= Child Maintenance Options =

UK information and support service

Child Maintenance Options is an information and support service that gives free and impartial help to separating or separated parents in Great Britain so they can make informed choices about child maintenance.

The service discusses the different options available to separated and separating families regarding child maintenance.

==About the service==
Child Maintenance Options gives separated parents the information they need to put in place the maintenance agreement most suited to their needs. This could be a family-based arrangement (also called private agreement), an arrangement made under the UK government’s statutory child maintenance scheme (currently managed by the Child Maintenance Service) or one enforced by a court Consent Order (or Minute of Agreement in Scotland).

It also has a variety of tools on its website to help separated parents make family-based arrangements. These include a discussion guide, a family-based arrangement pack, video case studies from parents who have used the service and a range of leaflets.

The service can also give customers an estimated calculation of the amount of maintenance that would be payable if they used the Child Maintenance Service. The estimate is based on the Child Maintenance Service’s own formula, which takes account of factors like shared care, income and other children. Parents can use their estimate as the basis for working out an appropriate maintenance amount between themselves. The service also has an online child maintenance calculator that anyone can use.

The service also helps with a range of wider separation issues like housing, childcare, legal issues and debt and has links to other organisations and support services that it recommends to customers.

As well as separated and separating parents, the service is available to grandparents and other relatives and friends of separated families, people with a professional interest in finding out more about child maintenance, and others.
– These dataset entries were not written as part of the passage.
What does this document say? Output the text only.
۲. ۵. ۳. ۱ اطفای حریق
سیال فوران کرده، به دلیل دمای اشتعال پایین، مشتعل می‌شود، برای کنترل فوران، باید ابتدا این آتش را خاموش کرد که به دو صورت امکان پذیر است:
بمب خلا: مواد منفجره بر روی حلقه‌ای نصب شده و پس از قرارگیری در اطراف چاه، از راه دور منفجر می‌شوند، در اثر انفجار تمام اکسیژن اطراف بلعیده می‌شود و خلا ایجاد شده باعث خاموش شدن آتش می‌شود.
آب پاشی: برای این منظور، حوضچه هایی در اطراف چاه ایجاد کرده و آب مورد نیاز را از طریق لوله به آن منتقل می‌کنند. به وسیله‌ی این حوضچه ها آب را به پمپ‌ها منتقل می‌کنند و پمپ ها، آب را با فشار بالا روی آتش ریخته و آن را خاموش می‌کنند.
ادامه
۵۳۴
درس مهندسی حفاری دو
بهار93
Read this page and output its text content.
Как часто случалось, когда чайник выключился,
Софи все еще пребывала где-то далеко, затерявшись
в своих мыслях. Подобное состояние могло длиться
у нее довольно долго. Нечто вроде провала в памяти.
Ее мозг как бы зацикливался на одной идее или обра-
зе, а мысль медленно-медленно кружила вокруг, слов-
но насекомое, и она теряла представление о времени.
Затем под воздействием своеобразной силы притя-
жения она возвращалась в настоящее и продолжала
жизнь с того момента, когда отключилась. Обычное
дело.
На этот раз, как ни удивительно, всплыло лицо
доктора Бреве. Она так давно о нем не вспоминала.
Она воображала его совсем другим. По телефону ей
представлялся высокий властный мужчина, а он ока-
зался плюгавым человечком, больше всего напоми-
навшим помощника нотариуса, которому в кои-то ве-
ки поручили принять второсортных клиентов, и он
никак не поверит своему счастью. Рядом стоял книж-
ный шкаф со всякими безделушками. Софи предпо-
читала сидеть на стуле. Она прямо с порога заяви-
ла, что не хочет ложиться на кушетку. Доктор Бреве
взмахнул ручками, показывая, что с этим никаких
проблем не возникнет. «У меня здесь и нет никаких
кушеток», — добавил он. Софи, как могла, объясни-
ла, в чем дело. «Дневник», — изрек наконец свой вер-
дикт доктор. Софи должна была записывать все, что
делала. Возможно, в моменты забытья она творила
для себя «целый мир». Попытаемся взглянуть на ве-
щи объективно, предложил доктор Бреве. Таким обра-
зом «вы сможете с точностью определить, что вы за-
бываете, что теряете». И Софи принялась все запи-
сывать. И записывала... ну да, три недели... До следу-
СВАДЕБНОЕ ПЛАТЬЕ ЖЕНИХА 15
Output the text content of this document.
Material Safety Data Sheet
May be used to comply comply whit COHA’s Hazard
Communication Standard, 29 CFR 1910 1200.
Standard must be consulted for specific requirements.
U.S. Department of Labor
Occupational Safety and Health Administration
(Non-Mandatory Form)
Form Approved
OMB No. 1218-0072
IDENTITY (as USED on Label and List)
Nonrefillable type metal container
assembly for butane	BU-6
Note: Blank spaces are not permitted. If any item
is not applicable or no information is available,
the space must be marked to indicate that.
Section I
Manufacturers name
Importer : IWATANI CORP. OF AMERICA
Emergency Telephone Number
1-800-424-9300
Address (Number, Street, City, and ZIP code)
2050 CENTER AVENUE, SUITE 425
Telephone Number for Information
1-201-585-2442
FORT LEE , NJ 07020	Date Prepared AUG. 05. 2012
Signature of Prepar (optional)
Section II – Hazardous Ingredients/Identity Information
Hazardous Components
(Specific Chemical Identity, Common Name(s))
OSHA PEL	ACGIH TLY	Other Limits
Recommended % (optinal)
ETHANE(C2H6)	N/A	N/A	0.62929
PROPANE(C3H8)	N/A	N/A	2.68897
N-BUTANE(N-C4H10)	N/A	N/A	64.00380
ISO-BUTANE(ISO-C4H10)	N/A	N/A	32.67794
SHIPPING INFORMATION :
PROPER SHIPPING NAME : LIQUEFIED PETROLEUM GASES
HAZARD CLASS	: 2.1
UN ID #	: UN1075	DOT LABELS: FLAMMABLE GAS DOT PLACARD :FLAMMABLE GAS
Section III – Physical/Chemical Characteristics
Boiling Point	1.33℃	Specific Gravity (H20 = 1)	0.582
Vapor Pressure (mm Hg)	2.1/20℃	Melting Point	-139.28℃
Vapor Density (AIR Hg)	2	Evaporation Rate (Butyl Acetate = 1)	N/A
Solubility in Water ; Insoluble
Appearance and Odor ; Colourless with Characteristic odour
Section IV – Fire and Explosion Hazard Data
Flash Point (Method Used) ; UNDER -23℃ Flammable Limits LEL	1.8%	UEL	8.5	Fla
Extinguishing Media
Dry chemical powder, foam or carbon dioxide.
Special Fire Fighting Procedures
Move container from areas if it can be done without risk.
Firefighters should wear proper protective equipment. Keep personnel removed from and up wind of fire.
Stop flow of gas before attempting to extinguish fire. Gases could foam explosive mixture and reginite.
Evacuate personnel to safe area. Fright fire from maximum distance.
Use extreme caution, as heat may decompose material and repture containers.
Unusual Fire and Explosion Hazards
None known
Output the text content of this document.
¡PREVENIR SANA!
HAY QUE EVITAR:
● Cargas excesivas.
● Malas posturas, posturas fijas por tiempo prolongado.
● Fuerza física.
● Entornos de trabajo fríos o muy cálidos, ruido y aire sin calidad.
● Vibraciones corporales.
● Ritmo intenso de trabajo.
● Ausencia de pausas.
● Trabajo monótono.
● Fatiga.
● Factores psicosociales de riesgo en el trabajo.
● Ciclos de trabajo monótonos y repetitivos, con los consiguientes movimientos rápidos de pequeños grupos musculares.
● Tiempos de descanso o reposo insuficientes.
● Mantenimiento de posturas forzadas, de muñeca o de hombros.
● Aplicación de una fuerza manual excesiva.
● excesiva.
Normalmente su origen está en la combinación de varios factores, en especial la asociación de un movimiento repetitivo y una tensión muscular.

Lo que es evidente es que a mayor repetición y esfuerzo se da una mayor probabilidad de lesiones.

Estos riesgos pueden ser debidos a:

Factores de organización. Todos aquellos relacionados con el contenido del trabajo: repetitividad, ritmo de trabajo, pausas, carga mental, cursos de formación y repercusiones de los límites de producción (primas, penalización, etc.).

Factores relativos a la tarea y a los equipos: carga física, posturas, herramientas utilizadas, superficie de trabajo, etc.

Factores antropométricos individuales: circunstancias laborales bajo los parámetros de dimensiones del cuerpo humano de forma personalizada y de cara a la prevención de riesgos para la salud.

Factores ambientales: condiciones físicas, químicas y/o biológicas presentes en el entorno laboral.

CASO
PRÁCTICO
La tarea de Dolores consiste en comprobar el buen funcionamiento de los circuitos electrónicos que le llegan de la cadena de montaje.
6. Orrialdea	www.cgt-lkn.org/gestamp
==History of Child Maintenance Options==
In July 2006, Sir David Henshaw reported on his findings following the fundamental review of the UK’s child support systems that he had carried out over the previous six months.

One of the Henshaw Report’s recommendations was that any government strategy on child support should include as one of its key principles the provision of information and support to help parents meet their child maintenance responsibilities.

The Child Maintenance and Enforcement Commission was established in 2008 and is currently responsible for the child maintenance system in Great Britain. It has a primary objective to maximise the number of effective child maintenance arrangements in place and a statutory duty to provide an information and guidance service. Child Maintenance Options was launched in July 2008 to meet this statutory duty.

Around 200 experts work at Child Maintenance Options answering people’s queries on the phone, by e-mail, via the live chat service on their website or providing face-to-face support when needed.

In 2010, Child Maintenance Options ran a national promotional campaign, involving TV, radio, online and print advertising. This generated 66,500 calls to the service showing a growing demand for this type of support.

==Impact of Child Maintenance Options==
As of September 2010, Child Maintenance Options had handled more than 500,000 successful contacts (defined as a meaningful conversation about child maintenance) and had more than a million hits on its website.

As at March 2011 around 91,000 children were benefiting from a family-based arrangement set up by separated parents after contact with the service.

The success of the Options service was further demonstrated in 2010 by its success in winning the Contact Centre Association Global Service Excellence award for Best Outsourcing Partnership, as well as being shortlisted to the final three for the Best Public Service award at the 2010 Civil Service Awards.